Jumat, 07 November 2014

Suwung : kondisi tiada makna

Sore ini aku mengalami kondisi suwung. Suatu kondisi tanpa harapan dan ketakutan. Sebuah kondisi yang ingin dicapai oleh para yogi dengan meditasinya untuk mengosongkan pikiran dari semua persepsi akan kausalitas dunia. Namun bagiku, kondisi suwung hanyalah sebuah fase dalam kehidupan ini agar bisa keluar dari carut marut kehidupan dunia yang relatif. Bagi saya, suwung adalah sebuah kondisi tiada persepsi akan segala obyek yang muncul dalam panca indra kita.Dalam kondisi ini, sering sekali aku diam saja, tanpa ingin berbicara dengan siapapun. Ketika menuliskan inipun aku malas menekan tuts-tuts keyboard yang semakin hari semakin usang.

"Apakah yang kamu cari di dunia ini ?", demikian sebuah pertanyaan yang muncul dari lubuk paling dalam diriku. Ketika semua akibat dan sebab tiada berarti sama sekali. Akupun tidak tahu apa yang sedang terjadi pada diriku ini. Sering sekali aku terduduk, termenung, tapi tiada apapun yang muncul dalam benakku kecuali sebuah pertanyaan, "Apa yang kamu cari di dalam dunia ini, di dalam kehidupan ini ?". 
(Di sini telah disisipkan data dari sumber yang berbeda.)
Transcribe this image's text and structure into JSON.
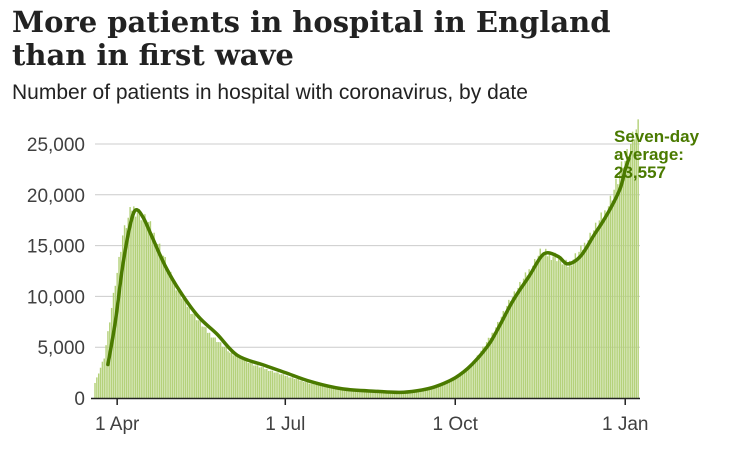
{
  "title_line1": "More patients in hospital in England",
  "title_line2": "than in first wave",
  "subtitle": "Number of patients in hospital with coronavirus, by date",
  "colors": {
    "bar": "#b4d17a",
    "line": "#4a7a00",
    "grid": "#cccccc",
    "axis": "#222222",
    "text": "#404040"
  },
  "chart_data": {
    "type": "bar",
    "title": "More patients in hospital in England than in first wave",
    "subtitle": "Number of patients in hospital with coronavirus, by date",
    "xlabel": "",
    "ylabel": "",
    "ylim": [
      0,
      25000
    ],
    "y_ticks": [
      0,
      5000,
      10000,
      15000,
      20000,
      25000
    ],
    "y_tick_labels": [
      "0",
      "5,000",
      "10,000",
      "15,000",
      "20,000",
      "25,000"
    ],
    "x_range": [
      "2020-03-20",
      "2021-01-09"
    ],
    "x_ticks": [
      "2020-04-01",
      "2020-07-01",
      "2020-10-01",
      "2021-01-01"
    ],
    "x_tick_labels": [
      "1 Apr",
      "1 Jul",
      "1 Oct",
      "1 Jan"
    ],
    "grid": true,
    "daily_patients_anchors": {
      "dates": [
        "2020-03-20",
        "2020-03-25",
        "2020-03-30",
        "2020-04-04",
        "2020-04-09",
        "2020-04-12",
        "2020-04-18",
        "2020-04-25",
        "2020-05-01",
        "2020-05-10",
        "2020-05-20",
        "2020-06-01",
        "2020-06-15",
        "2020-07-01",
        "2020-07-15",
        "2020-08-01",
        "2020-08-15",
        "2020-09-01",
        "2020-09-10",
        "2020-09-20",
        "2020-10-01",
        "2020-10-10",
        "2020-10-20",
        "2020-11-01",
        "2020-11-10",
        "2020-11-16",
        "2020-11-24",
        "2020-12-01",
        "2020-12-08",
        "2020-12-15",
        "2020-12-22",
        "2020-12-29",
        "2021-01-03",
        "2021-01-06",
        "2021-01-08"
      ],
      "values": [
        1500,
        4000,
        10000,
        16000,
        18700,
        18400,
        17200,
        14500,
        11500,
        8800,
        6500,
        4500,
        3200,
        2200,
        1400,
        900,
        650,
        550,
        700,
        1100,
        1900,
        3300,
        6000,
        10000,
        12500,
        14300,
        14000,
        13000,
        14500,
        16500,
        18500,
        22000,
        24500,
        26000,
        26500
      ]
    },
    "series": [
      {
        "name": "Seven-day average",
        "dates": [
          "2020-03-27",
          "2020-03-31",
          "2020-04-04",
          "2020-04-08",
          "2020-04-11",
          "2020-04-15",
          "2020-04-20",
          "2020-04-27",
          "2020-05-05",
          "2020-05-15",
          "2020-05-25",
          "2020-06-05",
          "2020-06-20",
          "2020-07-01",
          "2020-07-15",
          "2020-08-01",
          "2020-08-20",
          "2020-09-01",
          "2020-09-10",
          "2020-09-20",
          "2020-10-01",
          "2020-10-10",
          "2020-10-20",
          "2020-11-01",
          "2020-11-10",
          "2020-11-16",
          "2020-11-20",
          "2020-11-26",
          "2020-12-01",
          "2020-12-08",
          "2020-12-15",
          "2020-12-22",
          "2020-12-29",
          "2021-01-01",
          "2021-01-03"
        ],
        "values": [
          3300,
          7500,
          13000,
          17000,
          18500,
          17800,
          15800,
          13000,
          10500,
          8000,
          6300,
          4200,
          3200,
          2500,
          1600,
          900,
          650,
          550,
          700,
          1100,
          2000,
          3300,
          5500,
          9500,
          12000,
          13800,
          14300,
          13900,
          13200,
          14000,
          16000,
          18000,
          20500,
          22500,
          23557
        ]
      }
    ],
    "annotations": [
      {
        "lines": [
          "Seven-day",
          "average:",
          "23,557"
        ],
        "date": "2021-01-03",
        "value": 23557
      }
    ]
  }
}
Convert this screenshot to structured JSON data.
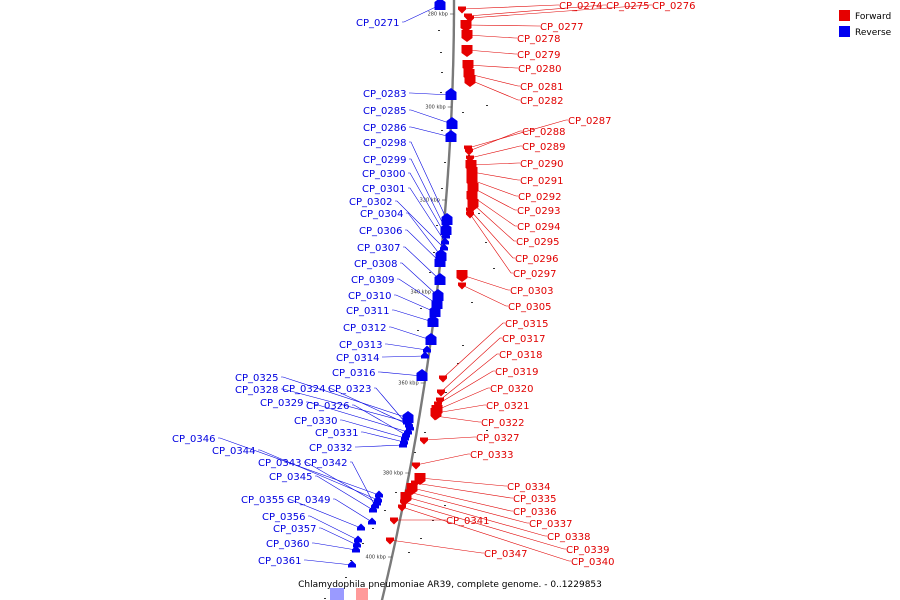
{
  "caption": "Chlamydophila pneumoniae AR39, complete genome. - 0..1229853",
  "legend": {
    "forward": {
      "label": "Forward",
      "color": "#e60000"
    },
    "reverse": {
      "label": "Reverse",
      "color": "#0000f0"
    }
  },
  "ticks": [
    {
      "label": "280 kbp"
    },
    {
      "label": "300 kbp"
    },
    {
      "label": "320 kbp"
    },
    {
      "label": "340 kbp"
    },
    {
      "label": "360 kbp"
    },
    {
      "label": "380 kbp"
    },
    {
      "label": "400 kbp"
    }
  ],
  "forward_genes": [
    "CP_0274",
    "CP_0275",
    "CP_0276",
    "CP_0277",
    "CP_0278",
    "CP_0279",
    "CP_0280",
    "CP_0281",
    "CP_0282",
    "CP_0287",
    "CP_0288",
    "CP_0289",
    "CP_0290",
    "CP_0291",
    "CP_0292",
    "CP_0293",
    "CP_0294",
    "CP_0295",
    "CP_0296",
    "CP_0297",
    "CP_0303",
    "CP_0305",
    "CP_0315",
    "CP_0317",
    "CP_0318",
    "CP_0319",
    "CP_0320",
    "CP_0321",
    "CP_0322",
    "CP_0327",
    "CP_0333",
    "CP_0334",
    "CP_0335",
    "CP_0336",
    "CP_0337",
    "CP_0338",
    "CP_0339",
    "CP_0340",
    "CP_0341",
    "CP_0347"
  ],
  "reverse_genes": [
    "CP_0271",
    "CP_0283",
    "CP_0285",
    "CP_0286",
    "CP_0298",
    "CP_0299",
    "CP_0300",
    "CP_0301",
    "CP_0302",
    "CP_0304",
    "CP_0306",
    "CP_0307",
    "CP_0308",
    "CP_0309",
    "CP_0310",
    "CP_0311",
    "CP_0312",
    "CP_0313",
    "CP_0314",
    "CP_0316",
    "CP_0325",
    "CP_0328",
    "CP_0324",
    "CP_0323",
    "CP_0329",
    "CP_0326",
    "CP_0330",
    "CP_0331",
    "CP_0332",
    "CP_0346",
    "CP_0344",
    "CP_0343",
    "CP_0342",
    "CP_0345",
    "CP_0355",
    "CP_0349",
    "CP_0356",
    "CP_0357",
    "CP_0360",
    "CP_0361"
  ]
}
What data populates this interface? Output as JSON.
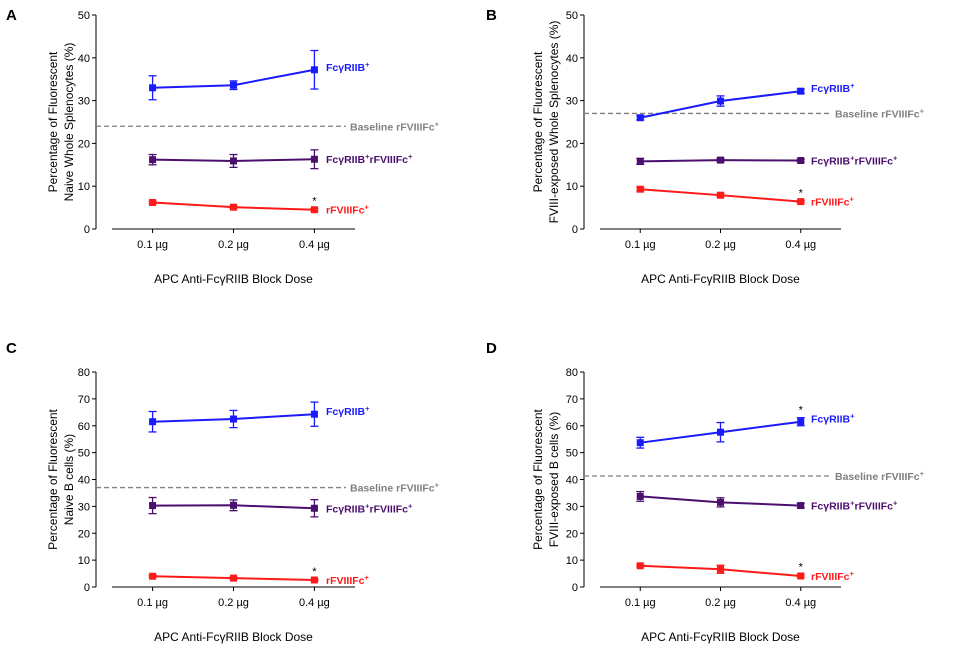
{
  "figure": {
    "x_axis_title": "APC Anti-FcγRIIB Block Dose",
    "colors": {
      "fcgr": "#1a1aff",
      "double": "#4b0f6e",
      "rfviii": "#ff1a1a",
      "baseline": "#808080",
      "axis": "#000000"
    }
  },
  "chart_data": [
    {
      "panel": "A",
      "type": "line",
      "categories": [
        "0.1 µg",
        "0.2 µg",
        "0.4 µg"
      ],
      "ylabel": [
        "Percentage of Fluorescent",
        "Naive Whole Splenocytes (%)"
      ],
      "xlabel": "APC Anti-FcγRIIB Block Dose",
      "ylim": [
        0,
        50
      ],
      "yticks": [
        0,
        10,
        20,
        30,
        40,
        50
      ],
      "baseline": {
        "value": 24,
        "label": "Baseline rFVIIIFc",
        "sup": "+"
      },
      "series": [
        {
          "key": "fcgr",
          "name": "FcγRIIB",
          "sup": "+",
          "values": [
            33,
            33.6,
            37.2
          ],
          "errors": [
            2.8,
            1,
            4.5
          ],
          "sig": [
            false,
            false,
            false
          ]
        },
        {
          "key": "double",
          "name": "FcγRIIB",
          "sup": "+",
          "name2": "rFVIIIFc",
          "sup2": "+",
          "values": [
            16.2,
            15.9,
            16.3
          ],
          "errors": [
            1.2,
            1.5,
            2.2
          ],
          "sig": [
            false,
            false,
            false
          ]
        },
        {
          "key": "rfviii",
          "name": "rFVIIIFc",
          "sup": "+",
          "values": [
            6.2,
            5.1,
            4.5
          ],
          "errors": [
            0.3,
            0.3,
            0.3
          ],
          "sig": [
            false,
            false,
            true
          ]
        }
      ]
    },
    {
      "panel": "B",
      "type": "line",
      "categories": [
        "0.1 µg",
        "0.2 µg",
        "0.4 µg"
      ],
      "ylabel": [
        "Percentage of Fluorescent",
        "FVIII-exposed Whole Splenocytes (%)"
      ],
      "xlabel": "APC Anti-FcγRIIB Block Dose",
      "ylim": [
        0,
        50
      ],
      "yticks": [
        0,
        10,
        20,
        30,
        40,
        50
      ],
      "baseline": {
        "value": 27,
        "label": "Baseline rFVIIIFc",
        "sup": "+"
      },
      "series": [
        {
          "key": "fcgr",
          "name": "FcγRIIB",
          "sup": "+",
          "values": [
            26,
            29.9,
            32.2
          ],
          "errors": [
            0.5,
            1.2,
            0.5
          ],
          "sig": [
            false,
            false,
            false
          ]
        },
        {
          "key": "double",
          "name": "FcγRIIB",
          "sup": "+",
          "name2": "rFVIIIFc",
          "sup2": "+",
          "values": [
            15.8,
            16.1,
            16
          ],
          "errors": [
            0.7,
            0.4,
            0.3
          ],
          "sig": [
            false,
            false,
            false
          ]
        },
        {
          "key": "rfviii",
          "name": "rFVIIIFc",
          "sup": "+",
          "values": [
            9.3,
            7.9,
            6.4
          ],
          "errors": [
            0.4,
            0.4,
            0.3
          ],
          "sig": [
            false,
            false,
            true
          ]
        }
      ]
    },
    {
      "panel": "C",
      "type": "line",
      "categories": [
        "0.1 µg",
        "0.2 µg",
        "0.4 µg"
      ],
      "ylabel": [
        "Percentage of Fluorescent",
        "Naive B cells (%)"
      ],
      "xlabel": "APC Anti-FcγRIIB Block Dose",
      "ylim": [
        0,
        80
      ],
      "yticks": [
        0,
        10,
        20,
        30,
        40,
        50,
        60,
        70,
        80
      ],
      "baseline": {
        "value": 37,
        "label": "Baseline rFVIIIFc",
        "sup": "+"
      },
      "series": [
        {
          "key": "fcgr",
          "name": "FcγRIIB",
          "sup": "+",
          "values": [
            61.5,
            62.5,
            64.3
          ],
          "errors": [
            3.8,
            3.2,
            4.5
          ],
          "sig": [
            false,
            false,
            false
          ]
        },
        {
          "key": "double",
          "name": "FcγRIIB",
          "sup": "+",
          "name2": "rFVIIIFc",
          "sup2": "+",
          "values": [
            30.3,
            30.4,
            29.3
          ],
          "errors": [
            3,
            2,
            3.2
          ],
          "sig": [
            false,
            false,
            false
          ]
        },
        {
          "key": "rfviii",
          "name": "rFVIIIFc",
          "sup": "+",
          "values": [
            4,
            3.3,
            2.6
          ],
          "errors": [
            0.4,
            0.4,
            0.3
          ],
          "sig": [
            false,
            false,
            true
          ]
        }
      ]
    },
    {
      "panel": "D",
      "type": "line",
      "categories": [
        "0.1 µg",
        "0.2 µg",
        "0.4 µg"
      ],
      "ylabel": [
        "Percentage of Fluorescent",
        "FVIII-exposed B cells (%)"
      ],
      "xlabel": "APC Anti-FcγRIIB Block Dose",
      "ylim": [
        0,
        80
      ],
      "yticks": [
        0,
        10,
        20,
        30,
        40,
        50,
        60,
        70,
        80
      ],
      "baseline": {
        "value": 41.3,
        "label": "Baseline rFVIIIFc",
        "sup": "+"
      },
      "series": [
        {
          "key": "fcgr",
          "name": "FcγRIIB",
          "sup": "+",
          "values": [
            53.7,
            57.6,
            61.5
          ],
          "errors": [
            2,
            3.6,
            1.5
          ],
          "sig": [
            false,
            false,
            true
          ]
        },
        {
          "key": "double",
          "name": "FcγRIIB",
          "sup": "+",
          "name2": "rFVIIIFc",
          "sup2": "+",
          "values": [
            33.7,
            31.5,
            30.3
          ],
          "errors": [
            1.8,
            1.7,
            0.8
          ],
          "sig": [
            false,
            false,
            false
          ]
        },
        {
          "key": "rfviii",
          "name": "rFVIIIFc",
          "sup": "+",
          "values": [
            7.9,
            6.6,
            4.1
          ],
          "errors": [
            0.4,
            1.5,
            0.5
          ],
          "sig": [
            false,
            false,
            true
          ]
        }
      ]
    }
  ]
}
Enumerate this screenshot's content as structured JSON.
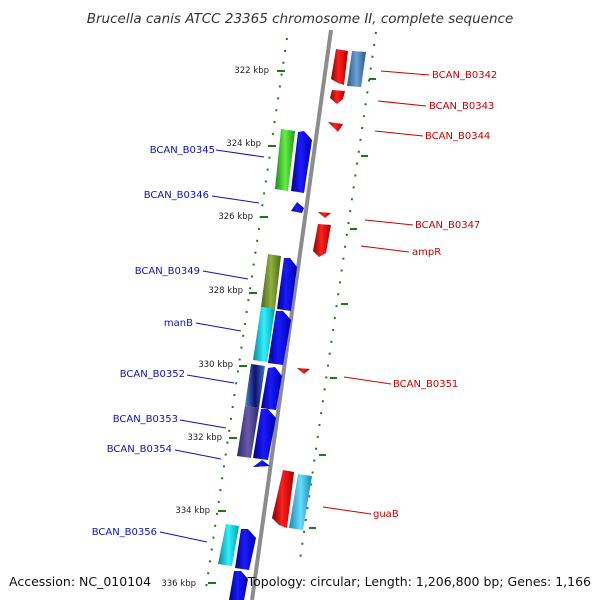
{
  "title": "Brucella canis ATCC 23365 chromosome II, complete sequence",
  "footer": {
    "accession": "Accession: NC_010104",
    "topology": "Topology: circular; Length: 1,206,800 bp; Genes: 1,166"
  },
  "colors": {
    "backbone": "#8c8c8c",
    "tick": "#1a7a1a",
    "forward_label": "#1010c0",
    "reverse_label": "#cc0000",
    "reverse_gene": "#ee0000",
    "forward_gene": "#0000ee"
  },
  "kbp_labels": [
    "322 kbp",
    "324 kbp",
    "326 kbp",
    "328 kbp",
    "330 kbp",
    "332 kbp",
    "334 kbp",
    "336 kbp"
  ],
  "left_labels": [
    {
      "text": "BCAN_B0345"
    },
    {
      "text": "BCAN_B0346"
    },
    {
      "text": "BCAN_B0349"
    },
    {
      "text": "manB"
    },
    {
      "text": "BCAN_B0352"
    },
    {
      "text": "BCAN_B0353"
    },
    {
      "text": "BCAN_B0354"
    },
    {
      "text": "BCAN_B0356"
    }
  ],
  "right_labels": [
    {
      "text": "BCAN_B0342"
    },
    {
      "text": "BCAN_B0343"
    },
    {
      "text": "BCAN_B0344"
    },
    {
      "text": "BCAN_B0347"
    },
    {
      "text": "ampR"
    },
    {
      "text": "BCAN_B0351"
    },
    {
      "text": "guaB"
    }
  ]
}
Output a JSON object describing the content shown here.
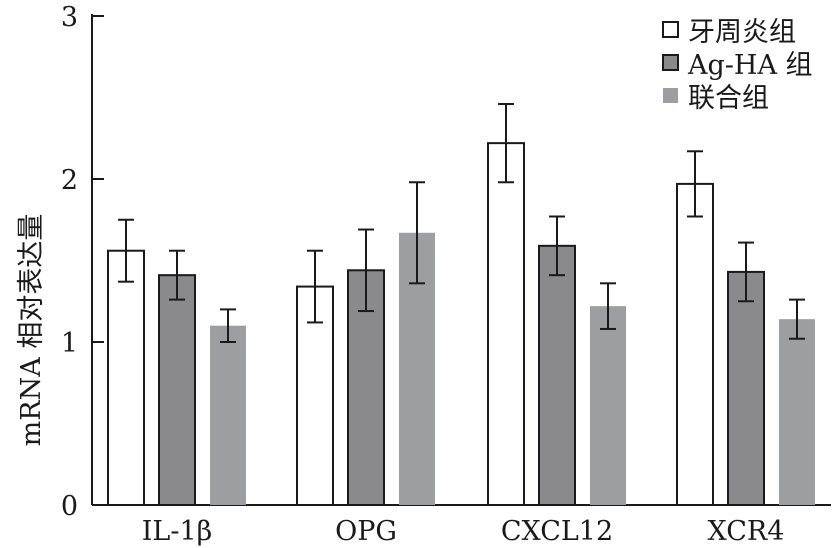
{
  "chart_data": {
    "type": "bar",
    "title": "",
    "xlabel": "",
    "ylabel": "mRNA 相对表达量",
    "ylim": [
      0,
      3
    ],
    "yticks": [
      0,
      1,
      2,
      3
    ],
    "categories": [
      "IL-1β",
      "OPG",
      "CXCL12",
      "XCR4"
    ],
    "legend_position": "top-right",
    "series": [
      {
        "name": "牙周炎组",
        "color": "#ffffff",
        "stroke": "#1a1a1a",
        "values": [
          1.56,
          1.34,
          2.22,
          1.97
        ],
        "errors": [
          0.19,
          0.22,
          0.24,
          0.2
        ]
      },
      {
        "name": "Ag-HA 组",
        "color": "#8a8a8c",
        "stroke": "#1a1a1a",
        "values": [
          1.41,
          1.44,
          1.59,
          1.43
        ],
        "errors": [
          0.15,
          0.25,
          0.18,
          0.18
        ]
      },
      {
        "name": "联合组",
        "color": "#9d9ea1",
        "stroke": "none",
        "values": [
          1.1,
          1.67,
          1.22,
          1.14
        ],
        "errors": [
          0.1,
          0.31,
          0.14,
          0.12
        ]
      }
    ]
  }
}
Biasanya setelah mengalami kondisi suwung, aku akan mendapatkan kesadaran akan kausalitas kemudian. Kebetulan sore ini, setelah aku mengalmai kondisi suwung, teringat kembali beberapa wacana mengenai dunia ini. 

NAH, saat ini aku sudah kembali memiliki kesadaran kausalitas setelah mengingat kembali pelajaran "Tertium Organum" dari Ouspensky, Critical Realism dari Bhaskar dan Integral Holon dari Ken Wilber. Ketiganya merupakan teosofis dalam kajiannya masing-masing. Apabila Ouspensky membuktikan adanya Organum Ketiga melalui pembuktian matematis, Bhaskar menggunakan kacamatanya sebagai filsof, Ken Wilber menggunakan kacamatanya sebagai ahli psikologi transpersonal.

Sudah bisa ditebak bahwa pembaca awam akan mengalami kesulitan memahami apa yang ketiga teosofis tersebut katakan. Barangkali hanya sebagian kecil yang bisa memahami pembahasan mereka.

Pada intinya, "hal" atau suatu kondisi suwung tersebut ada dalam setiap budaya spiritual dengan bahasa yang beragam. Apabila dalam Budhisme Zen disebutkan sebagai kondisi Zen, Budhisme Trevadha sebagai thathata atau kesedemikianan, dalam tradisi Jawa sebagai suwung.

Setelah kesadaran kausalitas muncul, maka kemudian muncul kondisi baru integratif yang apabila dibahasakan menjadi "memahami titik temu dualitas". Maka dalam beberapa spiritualitas Timur muncul istilah "kosong itu isi dan isi itu kosong" atau semacam "melar-mengkeret".